The plot revolves around Sharmeen aka Kukki who wants divorce from his husband and doesn't tell its reason to anybody. The series features Hiba Bukhari,, Syed Jibran, Mirza Zain Baig, Nadia Khan and Eshal Fayyaz in leading roles. The series is set in Istanbul, Turkey and Karachi, Pakistan.

Plot

Kukki is an ambitious housewife who lives with her husband Adnan and children Hamna and Fahad in Istanbul. One day, after learning that Adnan had been cheating on her, she decides to visit Pakistan alone as her husband is occupied with work and her children are preparing for their exams. When Adnan's sister, Shaheena, reaches the airport to meet Kukki and doesn't find her, the whole family worries about her disappearance. Eventually, they come to assume she had gone somewhere by her own free will after learning about her meeting with Aziz Waqar, the man who wished to marry her before her marriage to Adnan. Aziz and Kukki has a long history of interactions as Aziz's sister Nargis was Kukki's best friend. Dur to these interactions, Aziz had started developing feelings for Kukki while she rejected him as she was interested in Adnan.

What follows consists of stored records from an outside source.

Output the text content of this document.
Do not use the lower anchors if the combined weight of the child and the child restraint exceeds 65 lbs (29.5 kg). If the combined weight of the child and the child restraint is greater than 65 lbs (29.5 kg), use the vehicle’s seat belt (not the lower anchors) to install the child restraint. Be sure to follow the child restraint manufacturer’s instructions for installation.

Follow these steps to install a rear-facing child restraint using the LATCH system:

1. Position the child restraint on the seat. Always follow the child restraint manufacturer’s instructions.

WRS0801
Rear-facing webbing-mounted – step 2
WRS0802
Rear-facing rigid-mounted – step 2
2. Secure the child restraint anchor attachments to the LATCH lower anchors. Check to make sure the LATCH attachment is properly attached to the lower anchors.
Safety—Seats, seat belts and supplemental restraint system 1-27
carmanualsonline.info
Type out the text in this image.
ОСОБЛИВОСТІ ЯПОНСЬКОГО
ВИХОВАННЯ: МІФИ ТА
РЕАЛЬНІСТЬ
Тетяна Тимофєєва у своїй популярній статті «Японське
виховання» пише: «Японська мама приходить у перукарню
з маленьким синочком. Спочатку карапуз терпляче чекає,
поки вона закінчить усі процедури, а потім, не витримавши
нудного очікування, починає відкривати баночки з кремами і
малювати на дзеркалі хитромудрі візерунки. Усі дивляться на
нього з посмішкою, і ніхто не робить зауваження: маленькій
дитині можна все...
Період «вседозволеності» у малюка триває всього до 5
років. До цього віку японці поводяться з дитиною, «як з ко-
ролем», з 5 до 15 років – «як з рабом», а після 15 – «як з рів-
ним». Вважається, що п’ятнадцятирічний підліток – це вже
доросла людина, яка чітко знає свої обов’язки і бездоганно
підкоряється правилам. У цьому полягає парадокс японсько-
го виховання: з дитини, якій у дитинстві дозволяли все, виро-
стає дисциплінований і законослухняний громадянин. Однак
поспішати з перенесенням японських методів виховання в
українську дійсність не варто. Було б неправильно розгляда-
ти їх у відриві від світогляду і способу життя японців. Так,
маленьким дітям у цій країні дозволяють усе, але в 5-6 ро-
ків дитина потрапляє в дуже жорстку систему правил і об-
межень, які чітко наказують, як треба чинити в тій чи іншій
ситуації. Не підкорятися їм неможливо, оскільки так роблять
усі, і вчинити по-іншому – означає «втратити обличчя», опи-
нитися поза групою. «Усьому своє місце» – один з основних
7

Adnan reaches Pakistan and his children come to learn about their mother's disappearance. He goes to Aziz's house looking for Kukki but there he is busy in wedding preparations and also invites Adnan for his marriage.

Kukki returns home and everyone questions her but she keeps quite and calm. When Adnan learns of her arrival, he comes along with his parents but she does not talk him and denies to meet. Later, it revealed that Kukki had gone to her aunt, Safina's house who lives alone in her house due to some conflicts with his brother (Kukki's father) as he didn't not allow her to fulfill her dreams and become glimpse of his honour.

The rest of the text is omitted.